Carriers are finally releasing their "requested" rate increases for 2018. In Tennessee, Cigna is asking for a 42.1 percent average increase, while Blue Cross/Blue Shield wants a 21.4 percent increase. While those numbers are down from 2017 (Blue Cross/Blue Shield asked for and was granted a 62 percent increase last year), the marketplace is still unstable, according to Rep. Marsha Blackburn (R-TN), who represents the state's 7th congressional district.
She said it’s "no secret the individual marketplace is collapsing."
"It’s no longer a question of if it will fail, but when it will fail completely," Blackburn told Patient Daily. "These provisional increases are the latest in a long line of examples of why we need to repeal the ACA and address the real cost-drivers of health care and coverage."

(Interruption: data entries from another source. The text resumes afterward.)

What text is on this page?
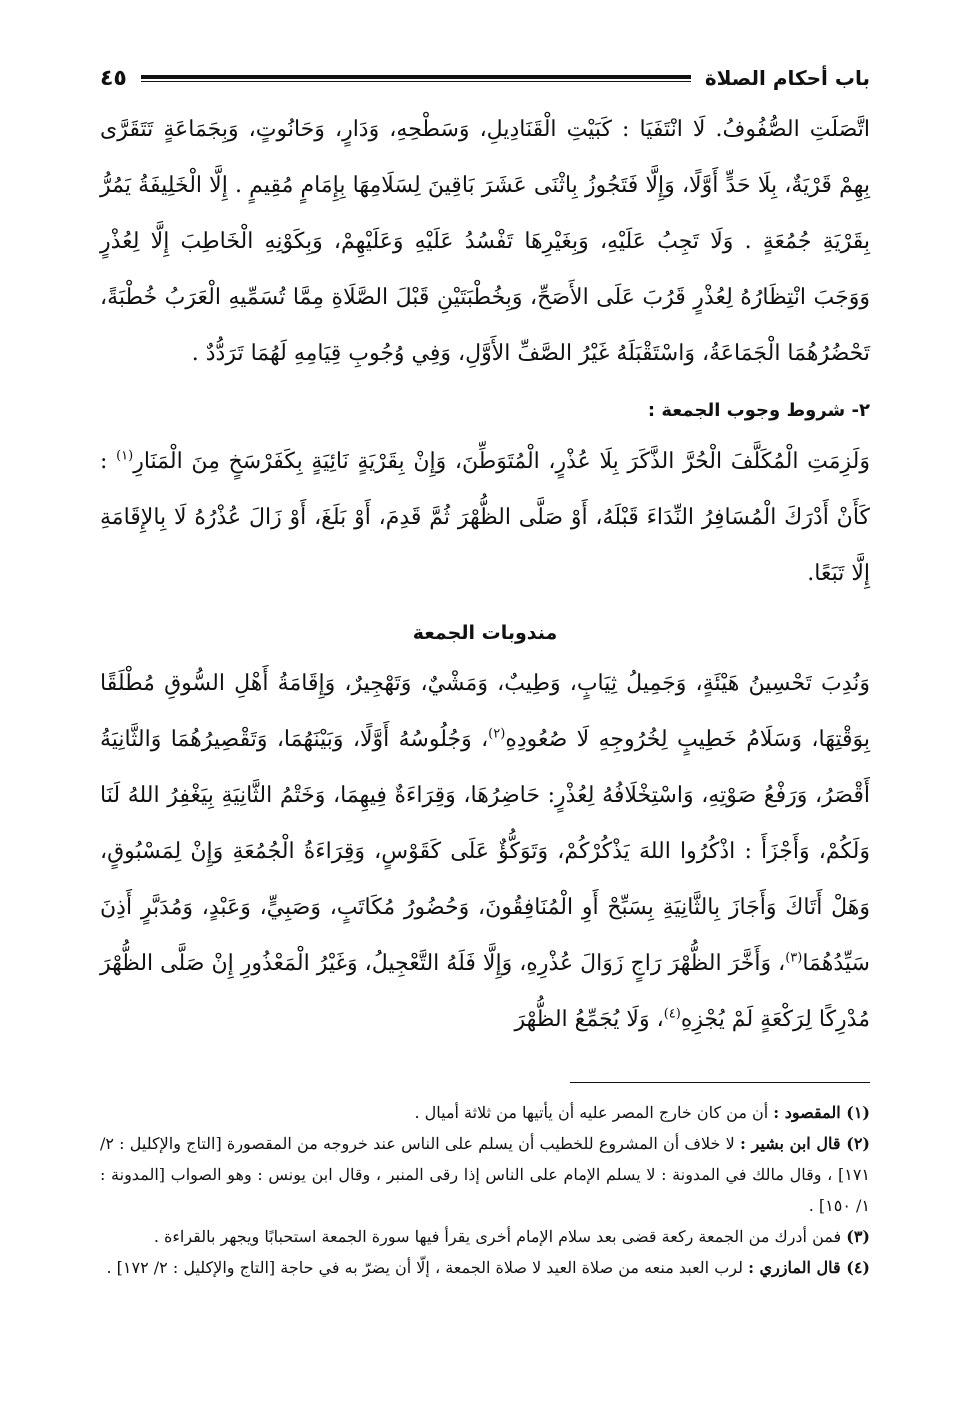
باب أحكام الصلاة
٤٥

اتَّصَلَتِ الصُّفُوفُ. لَا انْتَفَيَا : كَبَيْتِ الْقَنَادِيلِ، وَسَطْحِهِ، وَدَارٍ، وَحَانُوتٍ، وَبِجَمَاعَةٍ تَتَقَرَّى بِهِمْ قَرْيَةٌ، بِلَا حَدٍّ أَوَّلًا، وَإِلَّا فَتَجُوزُ بِاثْنَى عَشَرَ بَاقِينَ لِسَلَامِهَا بِإِمَامٍ مُقِيمٍ . إِلَّا الْخَلِيفَةُ يَمُرُّ بِقَرْيَةِ جُمُعَةٍ . وَلَا تَجِبُ عَلَيْهِ، وَبِغَيْرِهَا تَفْسُدُ عَلَيْهِ وَعَلَيْهِمْ، وَبِكَوْنِهِ الْخَاطِبَ إِلَّا لِعُذْرٍ وَوَجَبَ انْتِظَارُهُ لِعُذْرٍ قَرُبَ عَلَى الأَصَحِّ، وَبِخُطْبَتَيْنِ قَبْلَ الصَّلَاةِ مِمَّا تُسَمِّيهِ الْعَرَبُ خُطْبَةً، تَحْضُرُهُمَا الْجَمَاعَةُ، وَاسْتَقْبَلَهُ غَيْرُ الصَّفِّ الأَوَّلِ، وَفِي وُجُوبِ قِيَامِهِ لَهُمَا تَرَدُّدٌ .

٢- شروط وجوب الجمعة :

وَلَزِمَتِ الْمُكَلَّفَ الْحُرَّ الذَّكَرَ بِلَا عُذْرٍ، الْمُتَوَطِّنَ، وَإِنْ بِقَرْيَةٍ نَائِيَةٍ بِكَفَرْسَخٍ مِنَ الْمَنَارِ$^{(١)}$ : كَأَنْ أَدْرَكَ الْمُسَافِرُ النِّدَاءَ قَبْلَهُ، أَوْ صَلَّى الظُّهْرَ ثُمَّ قَدِمَ، أَوْ بَلَغَ، أَوْ زَالَ عُذْرُهُ لَا بِالإِقَامَةِ إِلَّا تَبَعًا.

مندوبات الجمعة

وَنُدِبَ تَحْسِينُ هَيْئَةٍ، وَجَمِيلُ ثِيَابٍ، وَطِيبٌ، وَمَشْيٌ، وَتَهْجِيرٌ، وَإِقَامَةُ أَهْلِ السُّوقِ مُطْلَقًا بِوَقْتِهَا، وَسَلَامُ خَطِيبٍ لِخُرُوجِهِ لَا صُعُودِهِ$^{(٢)}$، وَجُلُوسُهُ أَوَّلًا، وَبَيْنَهُمَا، وَتَقْصِيرُهُمَا وَالثَّانِيَةُ أَقْصَرُ، وَرَفْعُ صَوْتِهِ، وَاسْتِخْلَافُهُ لِعُذْرٍ: حَاضِرُهَا، وَقِرَاءَةٌ فِيهِمَا، وَخَتْمُ الثَّانِيَةِ بِيَغْفِرُ اللهُ لَنَا وَلَكُمْ، وَأَجْزَأَ : اذْكُرُوا اللهَ يَذْكُرْكُمْ، وَتَوَكُّؤٌ عَلَى كَقَوْسٍ، وَقِرَاءَةُ الْجُمُعَةِ وَإِنْ لِمَسْبُوقٍ، وَهَلْ أَتَاكَ وَأَجَازَ بِالثَّانِيَةِ بِسَبِّحْ أَوِ الْمُنَافِقُونَ، وَحُضُورُ مُكَاتَبٍ، وَصَبِيٍّ، وَعَبْدٍ، وَمُدَبَّرٍ أَذِنَ سَيِّدُهُمَا$^{(٣)}$، وَأَخَّرَ الظُّهْرَ رَاجٍ زَوَالَ عُذْرِهِ، وَإِلَّا فَلَهُ التَّعْجِيلُ، وَغَيْرُ الْمَعْذُورِ إِنْ صَلَّى الظُّهْرَ مُدْرِكًا لِرَكْعَةٍ لَمْ يُجْزِهِ$^{(٤)}$، وَلَا يُجَمِّعُ الظُّهْرَ

(١) المقصود : أن من كان خارج المصر عليه أن يأتيها من ثلاثة أميال .

(٢) قال ابن بشير : لا خلاف أن المشروع للخطيب أن يسلم على الناس عند خروجه من المقصورة [التاج والإكليل : ٢/ ١٧١] ، وقال مالك في المدونة : لا يسلم الإمام على الناس إذا رقى المنبر ، وقال ابن يونس : وهو الصواب [المدونة : ١/ ١٥٠] .

(٣) فمن أدرك من الجمعة ركعة قضى بعد سلام الإمام أخرى يقرأ فيها سورة الجمعة استحبابًا ويجهر بالقراءة .

(٤) قال المازري : لرب العبد منعه من صلاة العيد لا صلاة الجمعة ، إلّا أن يضرّ به في حاجة [التاج والإكليل : ٢/ ١٧٢] .
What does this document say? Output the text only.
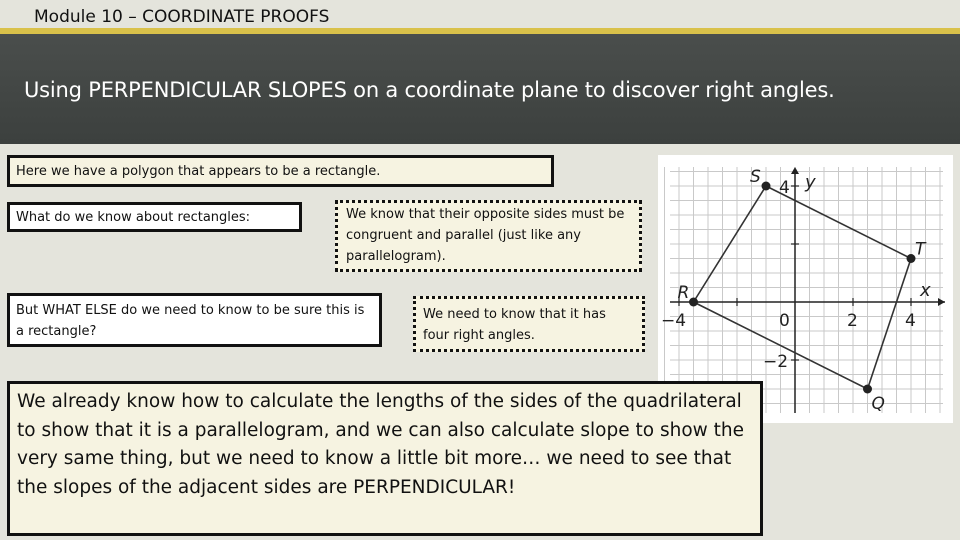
Module 10 – COORDINATE PROOFS
Using PERPENDICULAR SLOPES on a coordinate plane to discover right angles.
Here we have a polygon that appears to be a rectangle.
What do we know about rectangles:	We know that their opposite sides must be congruent and parallel (just like any parallelogram).
But WHAT ELSE do we need to know to be sure this is a rectangle?
We need to know that it has four right angles.
S
T
Q
R
−4	0	2	4
4
−2
y
x
We already know how to calculate the lengths of the sides of the quadrilateral to show that it is a parallelogram, and we can also calculate slope to show the very same thing, but we need to know a little bit more… we need to see that the slopes of the adjacent sides are PERPENDICULAR!
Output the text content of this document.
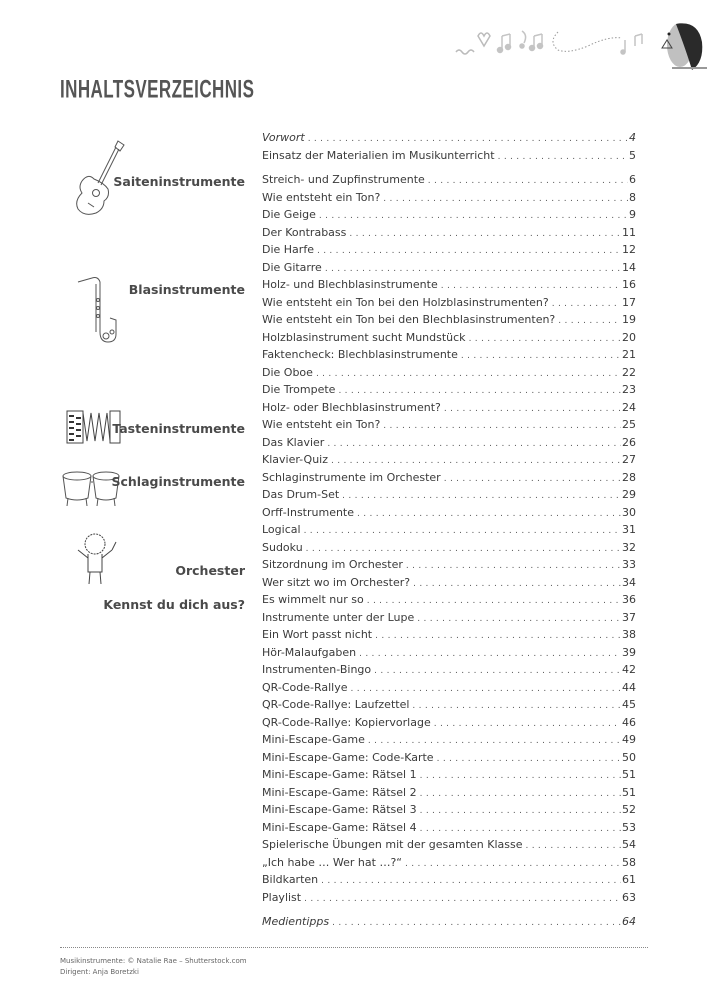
INHALTSVERZEICHNIS
Saiteninstrumente
Blasinstrumente
Tasteninstrumente
Schlaginstrumente
Orchester
Kennst du dich aus?
Vorwort . . .	4
Einsatz der Materialien im Musikunterricht . . .	5
Streich- und Zupfinstrumente . . .	6
Wie entsteht ein Ton? . . .	8
Die Geige . . .	9
Der Kontrabass . . .	11
Die Harfe . . .	12
Die Gitarre . . .	14
Holz- und Blechblasinstrumente . . .	16
Wie entsteht ein Ton bei den Holzblasinstrumenten? . . .	17
Wie entsteht ein Ton bei den Blechblasinstrumenten? . . .	19
Holzblasinstrument sucht Mundstück . . .	20
Faktencheck: Blechblasinstrumente . . .	21
Die Oboe . . .	22
Die Trompete . . .	23
Holz- oder Blechblasinstrument? . . .	24
Wie entsteht ein Ton? . . .	25
Das Klavier . . .	26
Klavier-Quiz . . .	27
Schlaginstrumente im Orchester . . .	28
Das Drum-Set . . .	29
Orff-Instrumente . . .	30
Logical . . .	31
Sudoku . . .	32
Sitzordnung im Orchester . . .	33
Wer sitzt wo im Orchester? . . .	34
Es wimmelt nur so . . .	36
Instrumente unter der Lupe . . .	37
Ein Wort passt nicht . . .	38
Hör-Malaufgaben . . .	39
Instrumenten-Bingo . . .	42
QR-Code-Rallye . . .	44
QR-Code-Rallye: Laufzettel . . .	45
QR-Code-Rallye: Kopiervorlage . . .	46
Mini-Escape-Game . . .	49
Mini-Escape-Game: Code-Karte . . .	50
Mini-Escape-Game: Rätsel 1 . . .	51
Mini-Escape-Game: Rätsel 2 . . .	51
Mini-Escape-Game: Rätsel 3 . . .	52
Mini-Escape-Game: Rätsel 4 . . .	53
Spielerische Übungen mit der gesamten Klasse . . .	54
„Ich habe … Wer hat …?“ . . .	58
Bildkarten . . .	61
Playlist . . .	63
Medientipps . . .	64
Musikinstrumente: © Natalie Rae – Shutterstock.com
Dirigent: Anja Boretzki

"Coverage under the ACA is already unusable for far too many due to sky-high deductibles, premiums or never-ending co-pays." said the Congresswoman. "Now, I fear premiums will continue to rise until Americans are simply forced out of the market."
Insurers said that when they were requesting premium rates, they factored in uncertainty, particularly over cost sharing subsidies and whether the individual mandate will remain in place, the repeal of which could lead to more healthy people leaving the marketplace. However, they also cited increased medical costs and rising drug prices as a reason for the high premium requests.
The deadline for insurers to file their initial rate requests for 2018 was June 21. More rate requests from states may be made public throughout the rest of summer and into fall. However, final rates won’t likely be announced until later in the year.
It is important to note that BCBST is picking up the slack in Knoxville where Humana pulled out leaving no carriers to provide insurance to those residents. This will be the only major market where BCBST is offering individual policies.